Sorumluluk duygusunun ertelediği anılar

Doğası gereği her anı yazımı, her portre çizimi özneldir. Yazan, anlattığı olayları yaşayan kişi de olduğu için mutlak bir nesnellikten söz edemeyiz, olabildiği kadar nesneldir her hatırat. Sonradan yazıldıkları için yanlış hatırlamalarla malüldürler. Anı yazarı birçok şeyi eksik-fazla hatırlayabilir; olayları, tarihleri, kişileri, yerleri başka olay, tarih, kişi ve yerle karıştırabilir.

Anı yazımının doğasından gelen bu öznelliğine karşın, Salim Şengil’in olabildiğince nesnel davranmaya çalıştığını, bunu da birçok anı kitabına göre fazlasıyla başardığını görüyoruz.  

Yazının sonuna gelmişken…

Sonunda başta eşi Nezihe Meriç olmak üzere dostlarının baskısına dayanamayıp anılarını yazmaya karar veren Salim Şemgil,  bir takım kurallar da koyar; kişileri küçük düşüren konulara girmeyecek, kanıtlayamayacağı anılardan uzak duracaktır. Salim Şengil eşi Nezihe Meriç ile son yıllarında.

Yukarda yaptığım alıntıyı burada tekrarlamanın yanlış olmayacağı kanısıyla:

“Bellek insanı yanıltabilir. Bu sorumluluk duygusuyla erteledim durdum anı yazmayı şimdiye dek. Sonra ‘anılarda kalan’ birçok dostum ölmüştü.

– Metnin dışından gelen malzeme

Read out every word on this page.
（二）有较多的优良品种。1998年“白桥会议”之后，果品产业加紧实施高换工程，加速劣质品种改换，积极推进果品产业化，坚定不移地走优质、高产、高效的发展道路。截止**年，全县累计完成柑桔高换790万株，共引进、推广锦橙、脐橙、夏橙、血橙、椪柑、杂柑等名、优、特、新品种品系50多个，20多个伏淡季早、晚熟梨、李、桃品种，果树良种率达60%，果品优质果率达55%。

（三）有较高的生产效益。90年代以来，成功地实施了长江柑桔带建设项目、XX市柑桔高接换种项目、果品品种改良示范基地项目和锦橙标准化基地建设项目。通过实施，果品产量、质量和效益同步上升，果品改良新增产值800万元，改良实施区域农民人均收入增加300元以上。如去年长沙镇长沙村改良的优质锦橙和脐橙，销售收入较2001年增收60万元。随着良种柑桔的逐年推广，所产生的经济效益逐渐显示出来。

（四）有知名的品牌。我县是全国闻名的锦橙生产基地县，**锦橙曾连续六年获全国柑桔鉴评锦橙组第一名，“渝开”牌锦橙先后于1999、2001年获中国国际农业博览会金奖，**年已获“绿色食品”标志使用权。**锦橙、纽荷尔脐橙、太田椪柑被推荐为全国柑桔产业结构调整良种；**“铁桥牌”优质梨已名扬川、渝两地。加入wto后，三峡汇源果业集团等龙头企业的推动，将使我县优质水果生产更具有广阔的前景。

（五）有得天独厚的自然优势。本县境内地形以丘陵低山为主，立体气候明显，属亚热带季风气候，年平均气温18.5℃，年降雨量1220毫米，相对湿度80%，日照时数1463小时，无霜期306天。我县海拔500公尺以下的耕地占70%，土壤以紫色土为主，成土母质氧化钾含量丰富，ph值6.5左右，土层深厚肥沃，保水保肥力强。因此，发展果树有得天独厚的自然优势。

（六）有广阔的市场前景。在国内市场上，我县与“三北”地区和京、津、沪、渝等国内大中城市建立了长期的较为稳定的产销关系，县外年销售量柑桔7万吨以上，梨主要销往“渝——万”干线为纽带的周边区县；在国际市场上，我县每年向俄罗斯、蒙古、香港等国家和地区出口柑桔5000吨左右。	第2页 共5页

Hele hele onlara el sürmek, küçük bir yanılgıya düşmek bağışlanacak türden değildi. Suya sabuna dokunmadan da anı yazmak, tıka basa doymuş, üstelik tatlısını, meyvesini de yemiş bir insana sinameki kabak kalyesi yemeği önerilmesine benzerdi bence. Sonra bizim kuşaktan kimi arkadaşların yaptığı gibi, anılarında, nalıncı keseri cinsinden hep kendilerine yontmaları durumuna düşmeyi de istemedim doğrusu.”